The Berklee Ensemble Department, in collaboration with the Center for Diversity, Equity, and Inclusion, kicks off the new Black Gold Series with a Celebration of Black Music.

In honor of Black History Month and the Black Lives Matter movement, this 60-minute concert will feature students, faculty, and special guests playing a select range of historically black music, highlighting genres such as Afro-Caribbean, the music of Duke Ellington and Dizzy Gillespie, neo-soul, and ’90s R&B. 

Opal Tometi, a Nigerian American strategist, writer, and community organizer who cofounded Black Lives Matter (BLM), a historic political project and network launched to combat structural racism, will deliver the keynote address before the concert.
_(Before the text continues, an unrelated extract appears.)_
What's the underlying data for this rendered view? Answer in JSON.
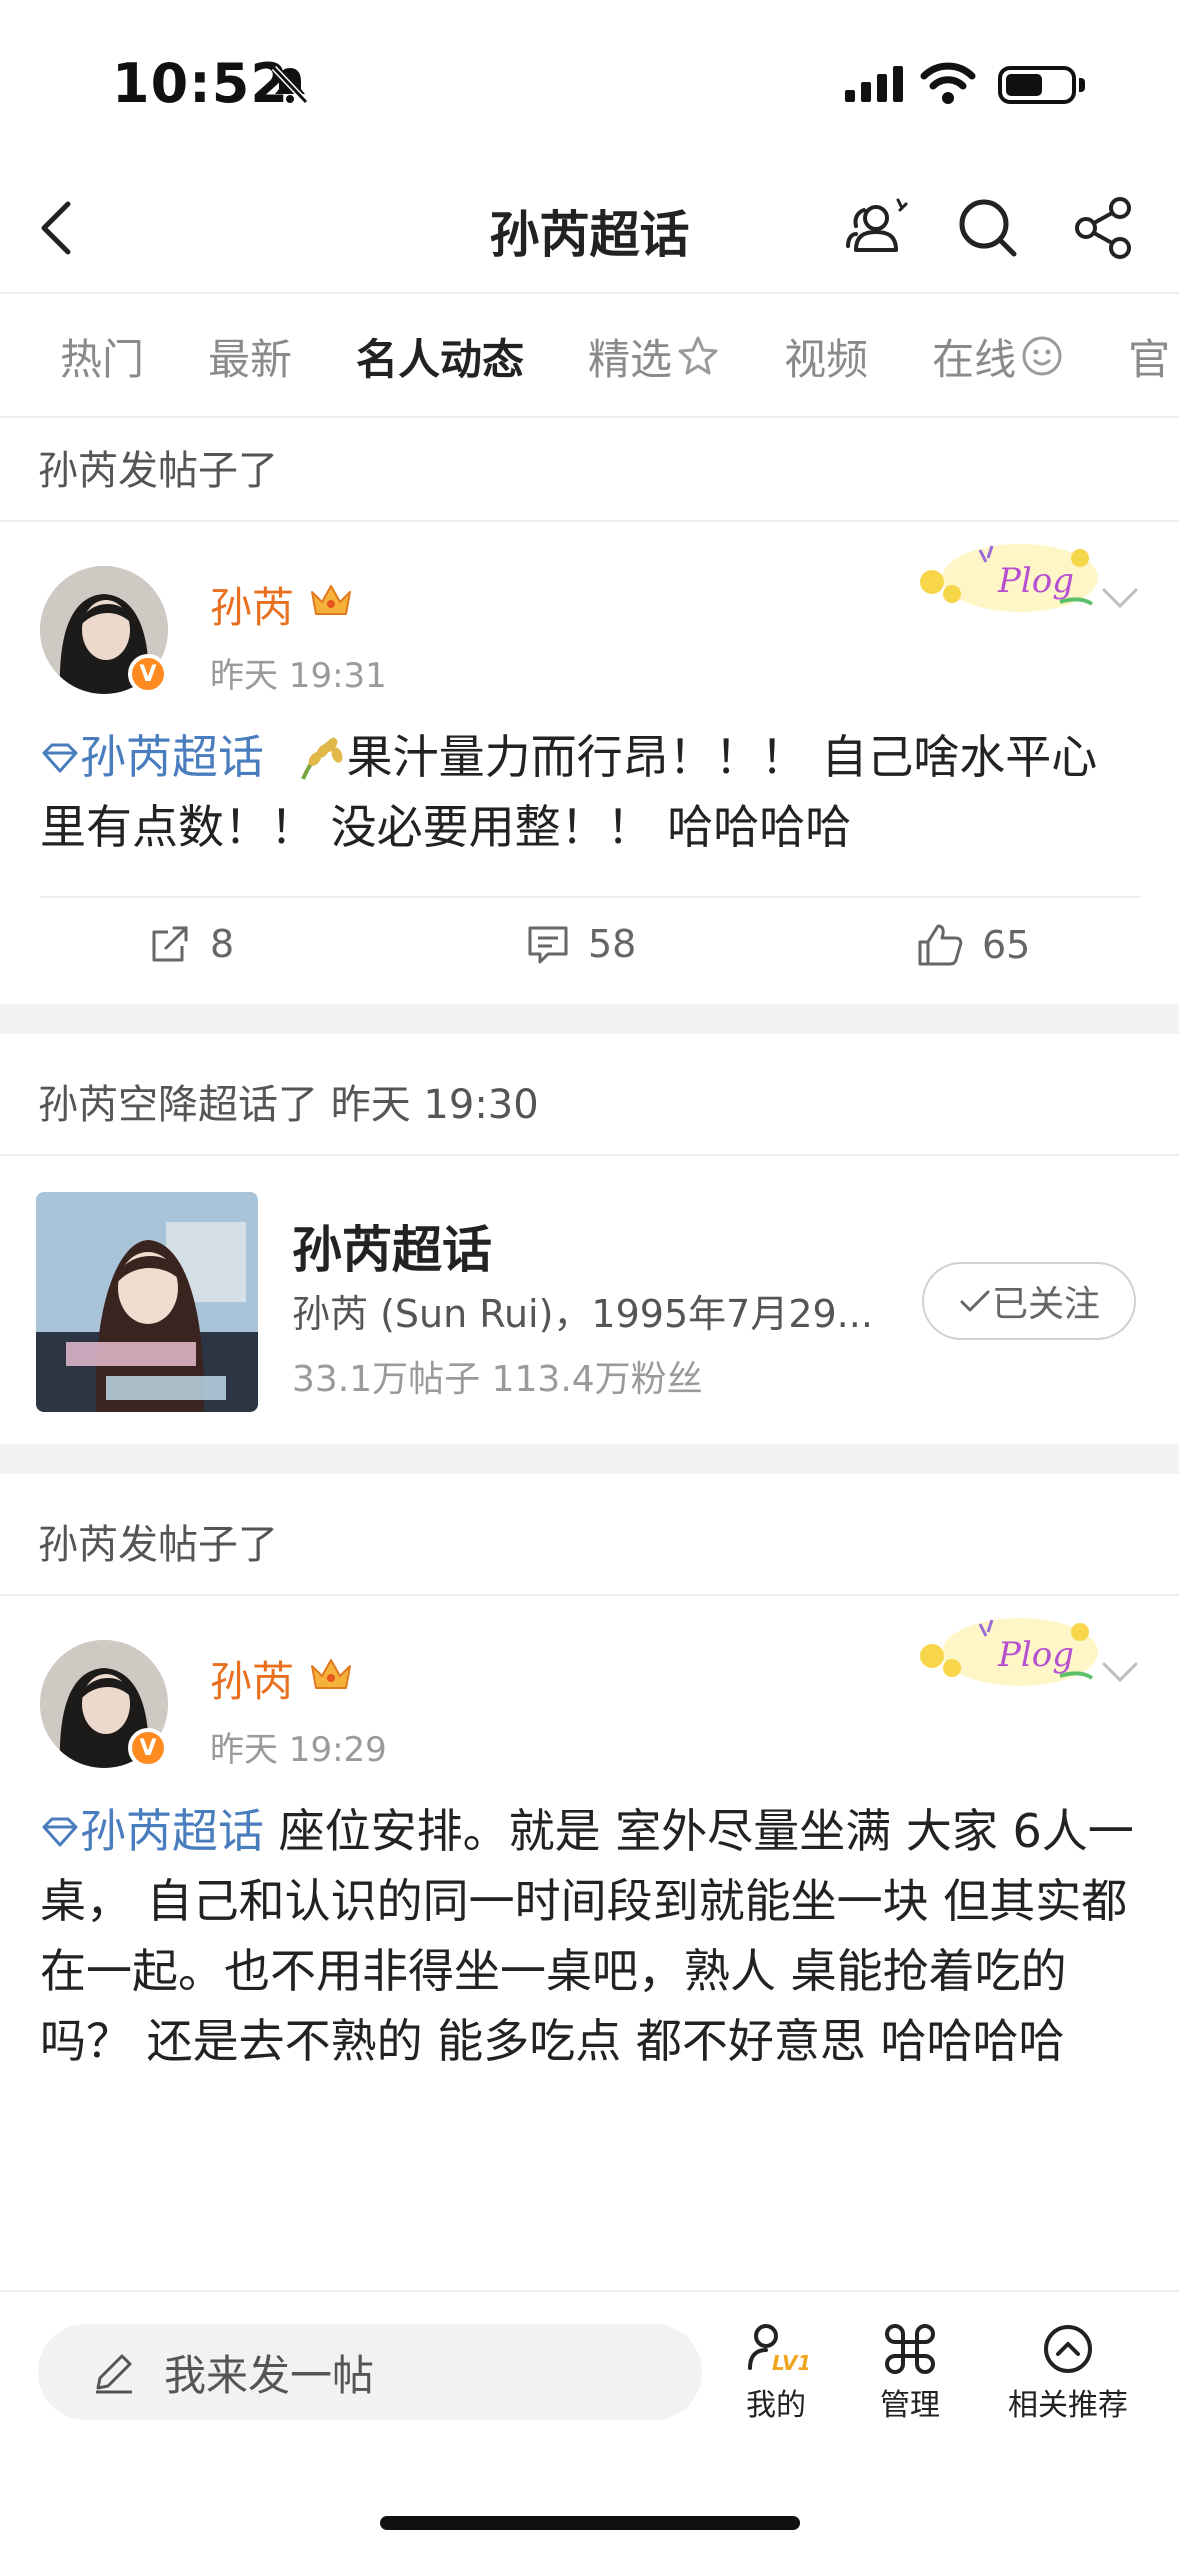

A millennial trailblazer, Tometi is widely respected for her creativity and leadership. At 28, she became executive director of the Black Alliance for Just Immigration—the only national immigrant rights organization for black people in the United States. She is currently featured in the Smithsonian’s new National Museum for African American History and Culture for her catalytic contributions to modern-day social movements.

An international thought leader, Tometi addressed the United Nations General Assembly, a privilege only a few U.S. black leaders have been afforded. Tometi has appeared on CNN, MSNBC, and BET, and has been published in CosmopolitanHuffington Post, and Time.

In 2016, Tometi, alongside fellow BLM cofounders, received an honorary doctorate, the Glamour Woman of the Year Award, BET’s Black Girls Rock Community Change Agent Award, and recognition by FortunePolitico, and Marie Claire for being among the world’s 50 greatest leaders.

Tometi holds a bachelor’s degree in history and master’s degree in communications and is a racial justice communications consultant. Although often traveling around the globe to support human rights activists, she resides in Brooklyn, New York, where she loves riding her single-speed bike and collecting African art.